In today’s #apaperaday, Prof. Aartsma-Rus reads and comments on the paper titled:  Bisphosphonates in Glucocorticoid-Treated Patients With Duchenne Muscular Dystrophy: A Systematic Review and Grading of the Evidence

Paper a day on tour to present at a meeting on innovation in rare diseases from preclinical research to patients in Bari. Today’s pick is a systematic review on the impact of bisphosphonate treatment in Duchenne from Neurology by Landfeldt et al. DOI 10.1212/WNL.0000000000207948

Duchenne patients have an increased risk for osteoporosis due to less activity and weightbearing, muscle pathology, reduced sunlight and thus vitamin D deficiency and chronic use of glucocorticosteroids. Osteoporosis leads to an increased fracture risk.

Duchenne patients have a 2 fold increased risk for long bone fractures and almost all develop vertebral fractures. Treatment with bisphosphonates is used to increase the bone mineral density (BMD) is recommended in the standards of care.

Here authors performed a systematic review about the impact of this treatment. Authors found 163 publications, of which 19 were relevant and only 2 involved high quality studies (placebo controlled trials).

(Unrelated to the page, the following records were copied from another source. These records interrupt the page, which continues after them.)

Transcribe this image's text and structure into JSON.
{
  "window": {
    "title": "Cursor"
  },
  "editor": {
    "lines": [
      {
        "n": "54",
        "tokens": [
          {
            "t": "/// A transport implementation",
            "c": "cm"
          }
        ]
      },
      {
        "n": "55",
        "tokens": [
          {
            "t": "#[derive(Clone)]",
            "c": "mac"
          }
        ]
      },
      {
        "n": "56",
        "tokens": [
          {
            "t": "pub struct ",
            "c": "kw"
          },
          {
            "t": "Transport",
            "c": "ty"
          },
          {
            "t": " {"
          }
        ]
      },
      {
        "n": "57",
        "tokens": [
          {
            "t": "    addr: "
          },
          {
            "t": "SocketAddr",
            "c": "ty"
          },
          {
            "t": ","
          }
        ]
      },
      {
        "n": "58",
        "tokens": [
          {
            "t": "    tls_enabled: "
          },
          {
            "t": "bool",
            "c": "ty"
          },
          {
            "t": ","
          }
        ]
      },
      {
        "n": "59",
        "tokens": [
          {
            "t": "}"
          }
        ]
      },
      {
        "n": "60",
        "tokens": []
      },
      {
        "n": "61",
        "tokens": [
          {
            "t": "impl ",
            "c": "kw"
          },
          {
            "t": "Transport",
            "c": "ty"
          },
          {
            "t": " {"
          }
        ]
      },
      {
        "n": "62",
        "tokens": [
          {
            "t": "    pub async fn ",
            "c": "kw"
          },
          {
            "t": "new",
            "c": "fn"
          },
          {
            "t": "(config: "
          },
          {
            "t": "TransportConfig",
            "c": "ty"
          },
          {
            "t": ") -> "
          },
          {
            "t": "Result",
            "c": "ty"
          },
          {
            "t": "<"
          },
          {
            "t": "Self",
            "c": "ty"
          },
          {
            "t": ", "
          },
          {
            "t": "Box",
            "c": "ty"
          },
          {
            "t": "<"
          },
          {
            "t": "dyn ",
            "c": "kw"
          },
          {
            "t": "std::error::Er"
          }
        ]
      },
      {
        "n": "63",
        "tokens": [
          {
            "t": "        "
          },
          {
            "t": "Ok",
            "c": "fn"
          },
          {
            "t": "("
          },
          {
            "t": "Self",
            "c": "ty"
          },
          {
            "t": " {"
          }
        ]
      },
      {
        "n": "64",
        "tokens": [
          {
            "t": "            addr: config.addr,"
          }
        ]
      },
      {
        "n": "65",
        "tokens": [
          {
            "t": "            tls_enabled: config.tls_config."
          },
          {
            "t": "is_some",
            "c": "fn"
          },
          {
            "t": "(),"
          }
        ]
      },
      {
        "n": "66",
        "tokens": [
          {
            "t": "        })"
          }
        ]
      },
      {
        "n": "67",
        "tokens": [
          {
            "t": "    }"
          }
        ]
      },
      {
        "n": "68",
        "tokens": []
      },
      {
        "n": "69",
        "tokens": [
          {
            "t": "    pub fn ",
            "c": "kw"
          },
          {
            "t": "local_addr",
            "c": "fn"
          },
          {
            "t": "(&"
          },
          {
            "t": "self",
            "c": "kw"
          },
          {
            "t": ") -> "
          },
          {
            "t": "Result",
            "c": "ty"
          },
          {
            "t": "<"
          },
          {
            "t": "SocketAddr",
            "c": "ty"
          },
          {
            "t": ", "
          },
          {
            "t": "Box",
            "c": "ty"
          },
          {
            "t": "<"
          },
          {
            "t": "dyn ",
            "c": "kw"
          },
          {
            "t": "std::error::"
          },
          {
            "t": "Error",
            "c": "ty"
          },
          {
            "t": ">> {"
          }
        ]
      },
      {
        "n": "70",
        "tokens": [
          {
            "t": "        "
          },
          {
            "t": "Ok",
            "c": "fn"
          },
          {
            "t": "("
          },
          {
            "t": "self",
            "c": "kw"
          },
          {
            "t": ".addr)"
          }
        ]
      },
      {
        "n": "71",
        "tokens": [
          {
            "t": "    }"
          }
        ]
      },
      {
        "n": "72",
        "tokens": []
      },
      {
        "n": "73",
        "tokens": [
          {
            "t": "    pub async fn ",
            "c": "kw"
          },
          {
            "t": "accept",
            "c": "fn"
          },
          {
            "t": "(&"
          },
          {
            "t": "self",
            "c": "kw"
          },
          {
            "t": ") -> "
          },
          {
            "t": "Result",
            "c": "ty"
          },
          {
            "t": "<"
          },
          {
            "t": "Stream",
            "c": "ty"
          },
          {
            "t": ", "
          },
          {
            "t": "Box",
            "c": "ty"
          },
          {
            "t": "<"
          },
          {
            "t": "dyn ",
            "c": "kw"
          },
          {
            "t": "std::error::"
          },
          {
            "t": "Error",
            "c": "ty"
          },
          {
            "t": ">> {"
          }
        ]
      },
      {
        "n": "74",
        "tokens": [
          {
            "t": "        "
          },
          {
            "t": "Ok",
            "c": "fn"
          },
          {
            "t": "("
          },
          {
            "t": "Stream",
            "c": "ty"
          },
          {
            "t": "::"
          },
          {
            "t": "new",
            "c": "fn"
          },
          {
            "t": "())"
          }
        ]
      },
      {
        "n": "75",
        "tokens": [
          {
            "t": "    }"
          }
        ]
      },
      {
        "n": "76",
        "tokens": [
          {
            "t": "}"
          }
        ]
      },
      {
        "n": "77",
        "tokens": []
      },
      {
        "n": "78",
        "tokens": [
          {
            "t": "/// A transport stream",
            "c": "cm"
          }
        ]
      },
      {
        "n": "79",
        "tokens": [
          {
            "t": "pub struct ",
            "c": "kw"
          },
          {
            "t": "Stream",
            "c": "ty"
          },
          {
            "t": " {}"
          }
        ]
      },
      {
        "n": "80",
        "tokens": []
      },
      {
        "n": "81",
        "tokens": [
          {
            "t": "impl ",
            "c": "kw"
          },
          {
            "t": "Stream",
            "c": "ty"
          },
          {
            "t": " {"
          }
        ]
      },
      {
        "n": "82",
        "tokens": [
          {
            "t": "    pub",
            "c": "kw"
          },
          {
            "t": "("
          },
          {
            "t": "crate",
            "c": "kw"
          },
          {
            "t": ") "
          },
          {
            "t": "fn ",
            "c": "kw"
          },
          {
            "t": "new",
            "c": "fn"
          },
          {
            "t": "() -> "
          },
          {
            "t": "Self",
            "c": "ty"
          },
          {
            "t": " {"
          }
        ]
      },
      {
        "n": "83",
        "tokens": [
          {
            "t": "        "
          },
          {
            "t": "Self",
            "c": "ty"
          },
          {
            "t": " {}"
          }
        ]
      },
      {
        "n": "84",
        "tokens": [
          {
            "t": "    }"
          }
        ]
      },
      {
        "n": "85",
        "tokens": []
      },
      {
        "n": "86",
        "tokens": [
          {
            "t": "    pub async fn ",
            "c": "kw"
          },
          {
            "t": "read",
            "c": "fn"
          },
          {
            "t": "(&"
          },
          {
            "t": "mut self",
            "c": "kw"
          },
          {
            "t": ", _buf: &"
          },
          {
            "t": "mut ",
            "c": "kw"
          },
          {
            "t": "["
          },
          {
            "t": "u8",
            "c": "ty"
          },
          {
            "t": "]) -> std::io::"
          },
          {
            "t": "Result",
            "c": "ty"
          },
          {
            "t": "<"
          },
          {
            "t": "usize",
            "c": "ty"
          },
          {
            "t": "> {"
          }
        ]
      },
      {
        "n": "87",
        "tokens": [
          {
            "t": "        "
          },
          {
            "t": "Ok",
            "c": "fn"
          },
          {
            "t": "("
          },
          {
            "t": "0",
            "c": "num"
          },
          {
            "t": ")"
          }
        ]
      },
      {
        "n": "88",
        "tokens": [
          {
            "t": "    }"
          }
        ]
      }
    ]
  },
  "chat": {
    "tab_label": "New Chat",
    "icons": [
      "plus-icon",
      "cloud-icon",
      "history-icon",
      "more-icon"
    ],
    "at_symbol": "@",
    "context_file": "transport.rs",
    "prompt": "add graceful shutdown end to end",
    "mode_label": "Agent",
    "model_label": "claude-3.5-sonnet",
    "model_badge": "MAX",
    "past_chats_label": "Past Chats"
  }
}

The studies were from 12 countries from all continents except South America (and I presume Antarctica). 10 trials used intravenous bisphosphonate treatment, 6 oral, 2 used both and 1 did not report the route of administration.

The risk of long bone and vertebral fractures appeared to reduce with intravenous bisphosphonate treatment. All studies showed improved bone mineral density, but intravenous treatment had a larger impact.

Blood analysis showed a reduction in bone turnover markers, confirming the bisphosphonate treatment did what it was supposed to be doing. Treatment was generally well tolerated, except that many patients had an ‘acute phase reaction’ after the first treatment.

This involves flu like symptoms, but can in rare cases lead to dangerous situations. Authors discuss only 2 studies provided high quality evidence. This is because bisphosphonate treatment is routinely used, so it is difficult to set up a placebo-controlled trial.

The 2 studies that did include a placebo, showed improved bone mineral density. Intravenous treatment clearly outperformed oral treatment, which is not surprising given the low bioavailability of bisphosphonate after oral ingestion.

The impact on vertebral bone density is larger than on long bones, which is not surprising: long bones are more ‘spongy’. Authors conclude their systematic review confirms the care guidelines recommendation for intravenous bisphosphonate treatment in Duchenne patients on steroids

Authors stress that treatment should be managed by clinicians with expertise, also due to the risk of post-infusion side effects. Good that authors do a data-driven confirmation for the care guideline recommendation!